A dataset component returned by dataset.list_components().

Variables:
  • path (str) – File path.
  • size (int) – File size.
  • last_modified (int) – Unix time when this file was last modified.
  • sha256 (str) – SHA-256 checksum.
  • md5 (str) – MD5 checksum.

Environment

class verta.environment.Python(requirements=None, constraints=None, env_vars=None, _autocapture=True)

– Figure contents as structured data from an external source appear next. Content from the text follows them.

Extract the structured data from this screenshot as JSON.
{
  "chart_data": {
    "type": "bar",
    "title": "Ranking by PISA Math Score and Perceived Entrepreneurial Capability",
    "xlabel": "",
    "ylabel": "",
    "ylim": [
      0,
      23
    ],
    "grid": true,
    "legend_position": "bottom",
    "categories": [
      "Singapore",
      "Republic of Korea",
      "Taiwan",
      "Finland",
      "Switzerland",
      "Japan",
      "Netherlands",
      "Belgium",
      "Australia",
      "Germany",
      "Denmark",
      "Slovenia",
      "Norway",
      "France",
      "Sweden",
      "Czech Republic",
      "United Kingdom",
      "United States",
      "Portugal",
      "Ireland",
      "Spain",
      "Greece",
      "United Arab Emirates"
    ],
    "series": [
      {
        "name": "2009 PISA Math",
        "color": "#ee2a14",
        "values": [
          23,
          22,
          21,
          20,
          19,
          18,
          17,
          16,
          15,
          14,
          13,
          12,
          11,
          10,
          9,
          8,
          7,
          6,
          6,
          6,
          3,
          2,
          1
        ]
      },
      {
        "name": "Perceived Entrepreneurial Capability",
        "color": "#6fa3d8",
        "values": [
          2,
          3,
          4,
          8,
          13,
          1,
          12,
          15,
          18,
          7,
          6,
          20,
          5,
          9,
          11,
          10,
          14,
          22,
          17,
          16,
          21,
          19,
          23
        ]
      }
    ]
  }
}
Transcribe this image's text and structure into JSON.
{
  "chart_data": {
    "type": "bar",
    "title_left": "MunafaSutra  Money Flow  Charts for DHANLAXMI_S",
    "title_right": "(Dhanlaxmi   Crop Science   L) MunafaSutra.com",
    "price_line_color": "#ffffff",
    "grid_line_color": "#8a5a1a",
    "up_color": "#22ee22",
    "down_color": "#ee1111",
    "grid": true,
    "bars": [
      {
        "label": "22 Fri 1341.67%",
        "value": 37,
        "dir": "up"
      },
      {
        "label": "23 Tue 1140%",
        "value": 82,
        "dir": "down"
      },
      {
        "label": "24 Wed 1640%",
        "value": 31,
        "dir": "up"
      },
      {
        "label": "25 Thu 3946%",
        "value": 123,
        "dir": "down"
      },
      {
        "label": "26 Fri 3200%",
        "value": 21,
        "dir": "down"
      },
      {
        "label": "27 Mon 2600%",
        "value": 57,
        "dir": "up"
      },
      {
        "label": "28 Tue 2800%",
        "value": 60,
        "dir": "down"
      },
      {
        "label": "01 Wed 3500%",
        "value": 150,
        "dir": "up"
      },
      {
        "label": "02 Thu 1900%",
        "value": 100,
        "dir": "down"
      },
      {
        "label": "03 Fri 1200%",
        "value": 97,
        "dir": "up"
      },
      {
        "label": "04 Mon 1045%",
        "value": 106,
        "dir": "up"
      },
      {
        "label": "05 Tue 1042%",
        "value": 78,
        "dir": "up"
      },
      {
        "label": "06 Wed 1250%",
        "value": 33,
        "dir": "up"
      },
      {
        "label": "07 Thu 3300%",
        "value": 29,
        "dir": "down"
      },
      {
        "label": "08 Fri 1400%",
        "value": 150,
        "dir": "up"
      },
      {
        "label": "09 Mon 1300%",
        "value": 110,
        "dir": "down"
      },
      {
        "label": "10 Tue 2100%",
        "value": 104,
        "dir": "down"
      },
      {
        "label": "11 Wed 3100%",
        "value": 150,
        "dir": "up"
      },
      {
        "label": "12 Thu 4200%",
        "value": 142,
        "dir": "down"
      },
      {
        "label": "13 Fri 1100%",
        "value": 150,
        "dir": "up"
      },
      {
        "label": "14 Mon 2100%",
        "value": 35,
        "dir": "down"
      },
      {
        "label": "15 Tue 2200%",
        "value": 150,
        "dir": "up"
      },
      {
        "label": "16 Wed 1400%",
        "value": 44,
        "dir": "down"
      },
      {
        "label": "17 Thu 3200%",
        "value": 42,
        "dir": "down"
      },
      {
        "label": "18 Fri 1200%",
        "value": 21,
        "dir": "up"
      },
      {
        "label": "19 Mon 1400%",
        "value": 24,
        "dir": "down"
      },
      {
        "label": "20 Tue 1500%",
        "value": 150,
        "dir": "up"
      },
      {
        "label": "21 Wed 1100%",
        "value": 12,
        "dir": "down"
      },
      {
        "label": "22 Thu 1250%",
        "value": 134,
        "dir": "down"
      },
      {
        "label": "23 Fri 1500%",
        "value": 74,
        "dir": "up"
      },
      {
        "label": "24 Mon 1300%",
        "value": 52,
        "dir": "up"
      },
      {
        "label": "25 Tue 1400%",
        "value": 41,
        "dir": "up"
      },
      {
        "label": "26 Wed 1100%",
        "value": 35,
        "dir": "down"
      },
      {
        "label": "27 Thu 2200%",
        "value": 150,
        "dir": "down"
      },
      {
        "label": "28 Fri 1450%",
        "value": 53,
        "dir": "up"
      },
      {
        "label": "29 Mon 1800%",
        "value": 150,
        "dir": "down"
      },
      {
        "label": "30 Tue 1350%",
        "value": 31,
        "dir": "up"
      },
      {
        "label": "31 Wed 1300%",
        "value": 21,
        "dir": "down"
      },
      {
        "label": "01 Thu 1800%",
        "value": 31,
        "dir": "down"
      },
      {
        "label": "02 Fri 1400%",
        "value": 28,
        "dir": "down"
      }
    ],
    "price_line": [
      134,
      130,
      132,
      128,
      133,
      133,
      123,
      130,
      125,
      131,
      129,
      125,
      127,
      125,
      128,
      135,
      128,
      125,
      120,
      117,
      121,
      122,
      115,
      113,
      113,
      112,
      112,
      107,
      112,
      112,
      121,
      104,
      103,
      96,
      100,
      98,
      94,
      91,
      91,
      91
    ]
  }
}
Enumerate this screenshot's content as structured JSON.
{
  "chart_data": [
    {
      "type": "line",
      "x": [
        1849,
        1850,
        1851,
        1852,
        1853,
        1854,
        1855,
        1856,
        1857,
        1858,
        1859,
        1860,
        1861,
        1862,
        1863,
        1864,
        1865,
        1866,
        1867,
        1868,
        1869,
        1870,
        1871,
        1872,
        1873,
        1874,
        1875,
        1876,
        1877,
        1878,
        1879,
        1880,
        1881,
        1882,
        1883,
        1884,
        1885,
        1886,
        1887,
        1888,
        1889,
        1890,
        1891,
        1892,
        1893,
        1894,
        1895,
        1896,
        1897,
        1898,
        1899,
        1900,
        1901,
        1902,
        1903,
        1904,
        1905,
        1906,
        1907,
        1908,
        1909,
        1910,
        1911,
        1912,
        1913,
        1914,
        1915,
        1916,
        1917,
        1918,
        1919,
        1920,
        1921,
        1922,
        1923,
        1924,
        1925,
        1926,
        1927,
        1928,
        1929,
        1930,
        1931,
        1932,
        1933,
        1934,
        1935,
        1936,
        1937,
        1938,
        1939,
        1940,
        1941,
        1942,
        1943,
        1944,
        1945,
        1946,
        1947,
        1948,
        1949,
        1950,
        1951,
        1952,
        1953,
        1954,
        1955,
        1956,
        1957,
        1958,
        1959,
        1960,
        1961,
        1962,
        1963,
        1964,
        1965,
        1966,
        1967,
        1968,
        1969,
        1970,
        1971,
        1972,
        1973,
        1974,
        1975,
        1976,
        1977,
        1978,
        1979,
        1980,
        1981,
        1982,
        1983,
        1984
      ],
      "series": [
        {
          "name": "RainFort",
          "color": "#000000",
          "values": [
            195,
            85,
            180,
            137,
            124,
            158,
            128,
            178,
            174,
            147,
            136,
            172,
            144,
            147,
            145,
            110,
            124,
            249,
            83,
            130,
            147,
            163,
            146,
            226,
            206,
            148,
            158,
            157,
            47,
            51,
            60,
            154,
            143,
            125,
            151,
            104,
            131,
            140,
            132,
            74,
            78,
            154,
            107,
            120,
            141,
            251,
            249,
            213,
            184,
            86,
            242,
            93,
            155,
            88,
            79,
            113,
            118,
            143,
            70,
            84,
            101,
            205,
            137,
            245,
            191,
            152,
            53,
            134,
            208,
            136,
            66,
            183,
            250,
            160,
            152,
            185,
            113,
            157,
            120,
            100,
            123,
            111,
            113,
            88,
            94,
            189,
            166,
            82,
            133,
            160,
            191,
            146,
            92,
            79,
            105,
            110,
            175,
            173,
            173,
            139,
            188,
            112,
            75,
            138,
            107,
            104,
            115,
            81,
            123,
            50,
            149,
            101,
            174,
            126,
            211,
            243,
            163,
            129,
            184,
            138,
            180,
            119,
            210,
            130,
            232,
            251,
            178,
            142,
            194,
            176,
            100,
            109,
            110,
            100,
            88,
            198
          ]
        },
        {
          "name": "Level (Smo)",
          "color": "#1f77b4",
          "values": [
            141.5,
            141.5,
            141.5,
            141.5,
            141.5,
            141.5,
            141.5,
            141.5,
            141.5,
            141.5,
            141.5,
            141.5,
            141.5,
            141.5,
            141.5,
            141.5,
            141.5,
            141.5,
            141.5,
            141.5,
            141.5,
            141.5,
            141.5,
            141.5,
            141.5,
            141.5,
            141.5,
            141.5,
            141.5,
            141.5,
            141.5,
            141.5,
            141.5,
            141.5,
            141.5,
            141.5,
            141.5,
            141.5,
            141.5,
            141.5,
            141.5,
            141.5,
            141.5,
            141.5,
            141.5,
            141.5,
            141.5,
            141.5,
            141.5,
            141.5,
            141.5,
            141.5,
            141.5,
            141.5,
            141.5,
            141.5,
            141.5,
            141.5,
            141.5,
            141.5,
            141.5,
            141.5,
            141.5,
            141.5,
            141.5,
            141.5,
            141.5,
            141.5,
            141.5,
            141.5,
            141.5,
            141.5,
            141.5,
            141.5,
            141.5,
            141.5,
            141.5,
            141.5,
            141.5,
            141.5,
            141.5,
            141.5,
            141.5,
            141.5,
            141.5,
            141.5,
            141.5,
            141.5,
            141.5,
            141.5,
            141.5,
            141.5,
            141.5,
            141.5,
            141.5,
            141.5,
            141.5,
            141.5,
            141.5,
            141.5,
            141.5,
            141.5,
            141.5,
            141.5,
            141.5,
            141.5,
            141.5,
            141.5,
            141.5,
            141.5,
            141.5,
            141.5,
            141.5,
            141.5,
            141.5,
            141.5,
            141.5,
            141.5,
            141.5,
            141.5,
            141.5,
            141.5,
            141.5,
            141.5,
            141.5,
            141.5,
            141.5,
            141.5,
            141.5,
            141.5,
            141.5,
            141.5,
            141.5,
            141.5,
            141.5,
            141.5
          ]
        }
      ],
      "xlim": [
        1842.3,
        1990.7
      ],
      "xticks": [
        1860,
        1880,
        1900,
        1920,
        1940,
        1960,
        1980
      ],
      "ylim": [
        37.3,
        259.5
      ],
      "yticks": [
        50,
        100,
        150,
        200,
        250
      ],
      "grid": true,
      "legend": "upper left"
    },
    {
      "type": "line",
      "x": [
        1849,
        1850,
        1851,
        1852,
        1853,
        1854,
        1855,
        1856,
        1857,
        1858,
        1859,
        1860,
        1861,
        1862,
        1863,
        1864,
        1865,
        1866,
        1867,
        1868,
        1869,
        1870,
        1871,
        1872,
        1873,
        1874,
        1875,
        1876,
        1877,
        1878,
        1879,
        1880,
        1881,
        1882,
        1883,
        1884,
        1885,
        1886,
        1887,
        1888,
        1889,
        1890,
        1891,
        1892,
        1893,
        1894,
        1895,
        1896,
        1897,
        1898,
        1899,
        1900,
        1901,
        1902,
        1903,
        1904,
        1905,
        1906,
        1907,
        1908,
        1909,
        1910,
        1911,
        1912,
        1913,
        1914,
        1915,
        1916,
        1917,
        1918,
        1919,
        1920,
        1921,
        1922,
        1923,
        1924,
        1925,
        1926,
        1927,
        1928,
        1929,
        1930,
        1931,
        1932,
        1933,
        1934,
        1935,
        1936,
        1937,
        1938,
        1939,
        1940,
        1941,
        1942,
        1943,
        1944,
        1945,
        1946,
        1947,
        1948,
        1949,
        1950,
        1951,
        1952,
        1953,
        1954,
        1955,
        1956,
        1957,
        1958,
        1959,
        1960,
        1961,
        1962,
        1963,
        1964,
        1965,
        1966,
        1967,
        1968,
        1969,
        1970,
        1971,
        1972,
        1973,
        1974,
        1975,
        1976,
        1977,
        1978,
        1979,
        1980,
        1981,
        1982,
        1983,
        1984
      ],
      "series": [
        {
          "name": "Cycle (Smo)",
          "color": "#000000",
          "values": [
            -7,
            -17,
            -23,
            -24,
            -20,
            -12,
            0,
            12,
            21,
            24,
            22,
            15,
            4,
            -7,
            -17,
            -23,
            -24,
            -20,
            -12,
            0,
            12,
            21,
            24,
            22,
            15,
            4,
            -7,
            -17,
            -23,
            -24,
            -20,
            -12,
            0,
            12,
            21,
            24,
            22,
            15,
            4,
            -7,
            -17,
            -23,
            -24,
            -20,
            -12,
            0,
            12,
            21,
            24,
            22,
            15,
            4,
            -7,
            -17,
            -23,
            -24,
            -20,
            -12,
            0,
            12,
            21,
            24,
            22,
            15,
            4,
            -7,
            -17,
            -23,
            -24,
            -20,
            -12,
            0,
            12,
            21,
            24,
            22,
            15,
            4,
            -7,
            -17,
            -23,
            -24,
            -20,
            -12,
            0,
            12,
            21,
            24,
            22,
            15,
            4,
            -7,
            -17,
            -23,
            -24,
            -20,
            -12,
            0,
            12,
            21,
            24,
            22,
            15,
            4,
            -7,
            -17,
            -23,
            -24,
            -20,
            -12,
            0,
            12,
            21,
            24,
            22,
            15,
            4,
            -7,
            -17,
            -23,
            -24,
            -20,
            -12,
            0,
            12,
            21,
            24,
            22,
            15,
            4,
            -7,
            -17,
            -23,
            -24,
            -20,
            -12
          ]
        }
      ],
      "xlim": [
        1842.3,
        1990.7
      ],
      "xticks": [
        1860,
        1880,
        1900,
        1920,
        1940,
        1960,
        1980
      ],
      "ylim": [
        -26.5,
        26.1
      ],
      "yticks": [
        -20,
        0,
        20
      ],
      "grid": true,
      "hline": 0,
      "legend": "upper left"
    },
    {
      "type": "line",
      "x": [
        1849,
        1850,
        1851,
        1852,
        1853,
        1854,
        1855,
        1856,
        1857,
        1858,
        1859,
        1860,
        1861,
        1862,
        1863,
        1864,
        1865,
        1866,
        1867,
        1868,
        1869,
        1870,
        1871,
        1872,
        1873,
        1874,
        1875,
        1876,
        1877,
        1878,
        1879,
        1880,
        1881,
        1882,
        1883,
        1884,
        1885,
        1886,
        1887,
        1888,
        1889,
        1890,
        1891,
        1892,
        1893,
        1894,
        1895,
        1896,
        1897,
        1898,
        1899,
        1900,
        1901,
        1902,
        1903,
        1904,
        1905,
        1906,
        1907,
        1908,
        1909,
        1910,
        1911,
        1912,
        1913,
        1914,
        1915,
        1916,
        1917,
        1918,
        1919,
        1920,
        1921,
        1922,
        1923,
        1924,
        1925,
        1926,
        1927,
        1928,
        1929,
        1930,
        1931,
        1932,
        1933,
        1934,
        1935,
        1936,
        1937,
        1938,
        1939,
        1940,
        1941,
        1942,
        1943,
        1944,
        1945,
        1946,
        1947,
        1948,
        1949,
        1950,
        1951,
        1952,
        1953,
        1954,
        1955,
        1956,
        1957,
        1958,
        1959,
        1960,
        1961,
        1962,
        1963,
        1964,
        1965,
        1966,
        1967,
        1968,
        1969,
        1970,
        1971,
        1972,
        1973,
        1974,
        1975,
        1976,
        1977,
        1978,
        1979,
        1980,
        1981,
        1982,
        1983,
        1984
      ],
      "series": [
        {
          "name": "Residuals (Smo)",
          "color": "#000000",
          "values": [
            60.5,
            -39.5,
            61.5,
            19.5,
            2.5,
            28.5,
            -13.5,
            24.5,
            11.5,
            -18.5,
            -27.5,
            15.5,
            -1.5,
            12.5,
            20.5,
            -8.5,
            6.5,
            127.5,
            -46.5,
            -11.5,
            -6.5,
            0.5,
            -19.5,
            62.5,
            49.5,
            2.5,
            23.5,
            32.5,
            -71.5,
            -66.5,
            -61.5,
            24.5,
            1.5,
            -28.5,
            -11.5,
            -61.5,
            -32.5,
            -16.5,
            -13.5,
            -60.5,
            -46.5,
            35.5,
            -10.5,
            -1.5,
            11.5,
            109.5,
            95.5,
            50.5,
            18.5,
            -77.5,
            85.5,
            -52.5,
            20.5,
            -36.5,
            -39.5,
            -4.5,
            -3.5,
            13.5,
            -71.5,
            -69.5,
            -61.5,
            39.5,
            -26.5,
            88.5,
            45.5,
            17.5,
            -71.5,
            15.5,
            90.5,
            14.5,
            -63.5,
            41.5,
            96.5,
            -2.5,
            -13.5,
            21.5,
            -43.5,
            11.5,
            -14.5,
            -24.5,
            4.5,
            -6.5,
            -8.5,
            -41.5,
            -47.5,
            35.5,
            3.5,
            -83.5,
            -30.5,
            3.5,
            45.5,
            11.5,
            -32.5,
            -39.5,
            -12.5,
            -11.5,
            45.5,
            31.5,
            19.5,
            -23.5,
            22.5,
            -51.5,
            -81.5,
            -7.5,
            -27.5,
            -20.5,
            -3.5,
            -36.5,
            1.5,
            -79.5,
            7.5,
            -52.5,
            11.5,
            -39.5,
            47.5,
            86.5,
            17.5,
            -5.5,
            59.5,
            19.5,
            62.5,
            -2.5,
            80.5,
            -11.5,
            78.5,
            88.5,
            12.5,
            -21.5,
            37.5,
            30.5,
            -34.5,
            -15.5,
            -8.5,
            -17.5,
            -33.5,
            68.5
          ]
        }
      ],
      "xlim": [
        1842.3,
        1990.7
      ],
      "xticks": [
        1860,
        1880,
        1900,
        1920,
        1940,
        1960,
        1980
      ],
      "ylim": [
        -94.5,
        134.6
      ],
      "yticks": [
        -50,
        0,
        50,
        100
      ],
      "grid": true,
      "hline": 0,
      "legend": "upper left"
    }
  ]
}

Captures metadata about Python, installed packages, and system environment variables.

Parameters:
  • requirements (list of str, optional) – List of PyPI package names. If not provided, all packages currently installed through pip will be captured.
  • constraints (list of str, optional) – List of PyPI package names with version specifiers. If not provided, nothing will be captured.
  • env_vars (list of str, optional) – Names of environment variables to capture. If not provided, nothing will be captured.
  • _autocapture (bool, default True) – Whether to enable the automatic capturing behavior of parameters above.

Examples

from verta.environment import Python
env1 = Python(requirements=Python.read_pip_file("../requirements.txt"))
env2 = Python(
    requirements=["tensorflow"],
    env_vars=["CUDA_VISIBLE_DEVICES"],
)
static read_pip_file(filepath)

Reads a pip requirements file into a list that can be passed into a new Python.

Parameters:filepath (str) – Path to a pip requirements or constraints file.
Returns:list of str – Requirement specifiers.
static read_pip_environment()

Reads package versions from pip into a list that can be passed into a new Python.

Returns:list of str – Requirement specifiers.